Barry Commoner: Pollution and production

[Quotes & Insights #15]

From the Introduction to the 1992 edition of
Making Peace With the Planet, by Barry Commoner

“The assault on environmental quality results from the use of systems of production that yield useful goods but also generate pollutants.

“The engines that power modern cars and trucks also produce pollutants that turn into smog and acid rain. Once disseminated, the synthetic pesticides and chemical fertilizers heavily used in agricultural production also become toxic pollutants that poison our water and food. As the petrochemical industry produces plastics, detergents, and numerous other synthetic chemicals, it also generates almost as much in toxic emissions.

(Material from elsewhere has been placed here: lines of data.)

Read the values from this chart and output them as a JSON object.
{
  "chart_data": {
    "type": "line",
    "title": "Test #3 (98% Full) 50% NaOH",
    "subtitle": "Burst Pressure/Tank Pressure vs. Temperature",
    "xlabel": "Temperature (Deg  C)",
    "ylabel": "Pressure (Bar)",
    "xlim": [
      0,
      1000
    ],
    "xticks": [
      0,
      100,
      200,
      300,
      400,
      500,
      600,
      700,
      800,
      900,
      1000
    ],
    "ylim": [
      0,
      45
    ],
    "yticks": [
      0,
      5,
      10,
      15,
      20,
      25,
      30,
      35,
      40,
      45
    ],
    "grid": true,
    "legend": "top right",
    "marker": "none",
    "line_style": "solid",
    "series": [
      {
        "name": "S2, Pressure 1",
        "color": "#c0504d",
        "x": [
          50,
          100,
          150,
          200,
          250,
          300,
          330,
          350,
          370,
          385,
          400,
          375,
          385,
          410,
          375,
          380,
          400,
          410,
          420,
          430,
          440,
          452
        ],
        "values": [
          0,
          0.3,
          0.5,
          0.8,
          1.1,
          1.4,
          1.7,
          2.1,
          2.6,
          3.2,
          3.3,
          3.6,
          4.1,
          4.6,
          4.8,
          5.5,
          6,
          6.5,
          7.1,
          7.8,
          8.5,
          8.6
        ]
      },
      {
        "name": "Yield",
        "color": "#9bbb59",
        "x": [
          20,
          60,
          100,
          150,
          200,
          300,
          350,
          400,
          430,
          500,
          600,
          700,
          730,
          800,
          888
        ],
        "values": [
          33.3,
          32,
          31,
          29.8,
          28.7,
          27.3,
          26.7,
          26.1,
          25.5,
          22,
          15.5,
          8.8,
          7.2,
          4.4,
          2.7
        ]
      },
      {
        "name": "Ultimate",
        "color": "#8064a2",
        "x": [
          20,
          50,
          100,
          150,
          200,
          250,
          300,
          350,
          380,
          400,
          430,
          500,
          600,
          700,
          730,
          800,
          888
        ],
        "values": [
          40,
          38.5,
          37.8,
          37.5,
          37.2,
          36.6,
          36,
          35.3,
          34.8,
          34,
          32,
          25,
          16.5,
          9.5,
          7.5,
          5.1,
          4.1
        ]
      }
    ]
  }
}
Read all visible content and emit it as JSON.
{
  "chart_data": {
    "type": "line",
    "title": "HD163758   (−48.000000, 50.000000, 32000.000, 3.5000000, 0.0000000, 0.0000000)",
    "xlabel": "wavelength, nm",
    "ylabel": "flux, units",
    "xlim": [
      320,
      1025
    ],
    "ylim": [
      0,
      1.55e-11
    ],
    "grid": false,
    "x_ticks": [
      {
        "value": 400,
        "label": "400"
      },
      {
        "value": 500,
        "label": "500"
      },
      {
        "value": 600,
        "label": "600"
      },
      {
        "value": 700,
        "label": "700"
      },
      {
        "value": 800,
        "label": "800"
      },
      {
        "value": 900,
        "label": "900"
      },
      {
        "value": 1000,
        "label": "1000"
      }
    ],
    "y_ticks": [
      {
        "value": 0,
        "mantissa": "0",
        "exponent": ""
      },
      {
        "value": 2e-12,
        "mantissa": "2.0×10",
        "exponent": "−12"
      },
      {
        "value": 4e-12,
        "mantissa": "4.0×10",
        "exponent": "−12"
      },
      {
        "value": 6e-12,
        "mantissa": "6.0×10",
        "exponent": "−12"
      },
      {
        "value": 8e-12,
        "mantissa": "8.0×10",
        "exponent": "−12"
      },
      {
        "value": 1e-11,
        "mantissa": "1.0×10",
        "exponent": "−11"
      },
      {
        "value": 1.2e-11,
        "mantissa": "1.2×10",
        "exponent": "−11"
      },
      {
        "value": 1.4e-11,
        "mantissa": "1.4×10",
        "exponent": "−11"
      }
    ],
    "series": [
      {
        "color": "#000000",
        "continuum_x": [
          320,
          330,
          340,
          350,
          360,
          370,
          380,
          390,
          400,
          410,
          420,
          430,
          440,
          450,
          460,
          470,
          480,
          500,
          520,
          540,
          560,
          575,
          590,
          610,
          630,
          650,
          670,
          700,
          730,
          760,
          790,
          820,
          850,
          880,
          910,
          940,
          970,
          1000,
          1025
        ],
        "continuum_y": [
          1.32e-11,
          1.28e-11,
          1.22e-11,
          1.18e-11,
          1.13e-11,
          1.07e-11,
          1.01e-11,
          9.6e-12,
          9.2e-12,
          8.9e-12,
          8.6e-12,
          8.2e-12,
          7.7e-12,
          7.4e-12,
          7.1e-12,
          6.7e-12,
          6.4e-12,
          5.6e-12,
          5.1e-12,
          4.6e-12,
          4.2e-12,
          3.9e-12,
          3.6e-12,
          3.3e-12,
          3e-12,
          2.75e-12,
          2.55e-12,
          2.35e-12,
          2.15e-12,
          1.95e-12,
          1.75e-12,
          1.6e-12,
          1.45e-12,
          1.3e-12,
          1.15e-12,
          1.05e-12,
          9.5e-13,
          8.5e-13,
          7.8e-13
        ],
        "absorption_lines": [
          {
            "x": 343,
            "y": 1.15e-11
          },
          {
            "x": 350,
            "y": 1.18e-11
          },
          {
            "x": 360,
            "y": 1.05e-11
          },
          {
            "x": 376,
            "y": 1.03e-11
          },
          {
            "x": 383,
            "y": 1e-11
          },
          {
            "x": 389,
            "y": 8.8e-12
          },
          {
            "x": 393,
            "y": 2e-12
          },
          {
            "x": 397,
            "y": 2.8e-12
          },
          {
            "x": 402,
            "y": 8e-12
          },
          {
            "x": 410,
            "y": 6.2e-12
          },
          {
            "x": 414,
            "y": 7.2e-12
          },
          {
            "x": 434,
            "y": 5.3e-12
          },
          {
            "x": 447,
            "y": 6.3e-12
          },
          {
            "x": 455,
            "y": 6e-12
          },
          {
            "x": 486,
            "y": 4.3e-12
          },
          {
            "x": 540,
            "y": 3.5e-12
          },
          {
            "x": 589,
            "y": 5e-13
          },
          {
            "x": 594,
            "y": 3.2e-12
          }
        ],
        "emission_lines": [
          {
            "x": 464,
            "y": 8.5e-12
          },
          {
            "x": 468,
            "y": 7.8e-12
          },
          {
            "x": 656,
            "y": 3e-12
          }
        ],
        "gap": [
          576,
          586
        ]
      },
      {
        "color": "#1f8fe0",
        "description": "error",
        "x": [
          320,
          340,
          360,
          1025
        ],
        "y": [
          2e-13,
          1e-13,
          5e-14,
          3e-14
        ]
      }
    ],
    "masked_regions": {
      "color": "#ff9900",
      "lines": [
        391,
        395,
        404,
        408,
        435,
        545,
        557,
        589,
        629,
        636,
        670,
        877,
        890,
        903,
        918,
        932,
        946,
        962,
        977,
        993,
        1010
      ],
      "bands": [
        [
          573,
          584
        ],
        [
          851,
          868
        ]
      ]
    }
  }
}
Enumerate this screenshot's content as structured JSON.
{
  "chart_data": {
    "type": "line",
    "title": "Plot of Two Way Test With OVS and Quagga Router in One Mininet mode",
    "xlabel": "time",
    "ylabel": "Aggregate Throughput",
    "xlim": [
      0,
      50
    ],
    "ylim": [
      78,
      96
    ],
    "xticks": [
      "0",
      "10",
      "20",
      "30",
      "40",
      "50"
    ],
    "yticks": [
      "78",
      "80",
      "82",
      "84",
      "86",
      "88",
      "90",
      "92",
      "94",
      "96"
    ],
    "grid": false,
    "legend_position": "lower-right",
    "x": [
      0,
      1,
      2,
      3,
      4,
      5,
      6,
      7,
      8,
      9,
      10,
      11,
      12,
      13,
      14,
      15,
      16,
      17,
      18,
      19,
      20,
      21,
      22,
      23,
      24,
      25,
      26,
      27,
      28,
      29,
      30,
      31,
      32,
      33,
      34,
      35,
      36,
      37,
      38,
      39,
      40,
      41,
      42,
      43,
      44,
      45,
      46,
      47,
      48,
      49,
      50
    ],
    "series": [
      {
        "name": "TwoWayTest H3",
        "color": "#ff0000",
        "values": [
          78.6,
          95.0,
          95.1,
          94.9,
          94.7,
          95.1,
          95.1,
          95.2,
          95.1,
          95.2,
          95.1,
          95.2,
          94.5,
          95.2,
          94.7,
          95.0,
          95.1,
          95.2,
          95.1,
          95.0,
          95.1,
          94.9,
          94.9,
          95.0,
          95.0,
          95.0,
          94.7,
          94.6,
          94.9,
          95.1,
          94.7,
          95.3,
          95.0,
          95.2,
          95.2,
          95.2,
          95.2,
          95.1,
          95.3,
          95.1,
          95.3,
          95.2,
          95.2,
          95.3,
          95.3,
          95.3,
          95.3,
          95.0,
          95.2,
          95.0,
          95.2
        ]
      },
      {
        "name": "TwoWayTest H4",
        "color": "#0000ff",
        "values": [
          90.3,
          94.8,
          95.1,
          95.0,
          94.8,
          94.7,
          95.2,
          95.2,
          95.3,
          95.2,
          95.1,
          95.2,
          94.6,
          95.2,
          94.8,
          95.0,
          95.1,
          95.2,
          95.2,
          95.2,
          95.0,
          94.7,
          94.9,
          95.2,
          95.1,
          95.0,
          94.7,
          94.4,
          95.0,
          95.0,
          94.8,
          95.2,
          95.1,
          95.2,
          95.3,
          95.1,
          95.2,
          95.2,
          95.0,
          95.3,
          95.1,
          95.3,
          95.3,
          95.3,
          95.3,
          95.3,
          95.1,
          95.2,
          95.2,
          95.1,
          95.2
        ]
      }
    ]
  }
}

“Fuel-burning and nuclear power plants produce electricity; but the one also emits gases that are overheating the planet, and the other leaves huge stores of radioactive waste that will outlive the industry itself.

“The current environmental crisis is the unanticipated outcome of the ways in which the corporations that are entrusted with these decisions have chosen to provide us with transportation, food, and power.

“Although most economists like to talk about money — in the form of prices, wages, taxes, and deficits — it is useful to remember that all of these manifestations of wealth, like pollution, are created by production.

“If the environment is polluted and the economy is sick, the virus that causes both will be found in the system of production. And that is where their cure can be found as well.”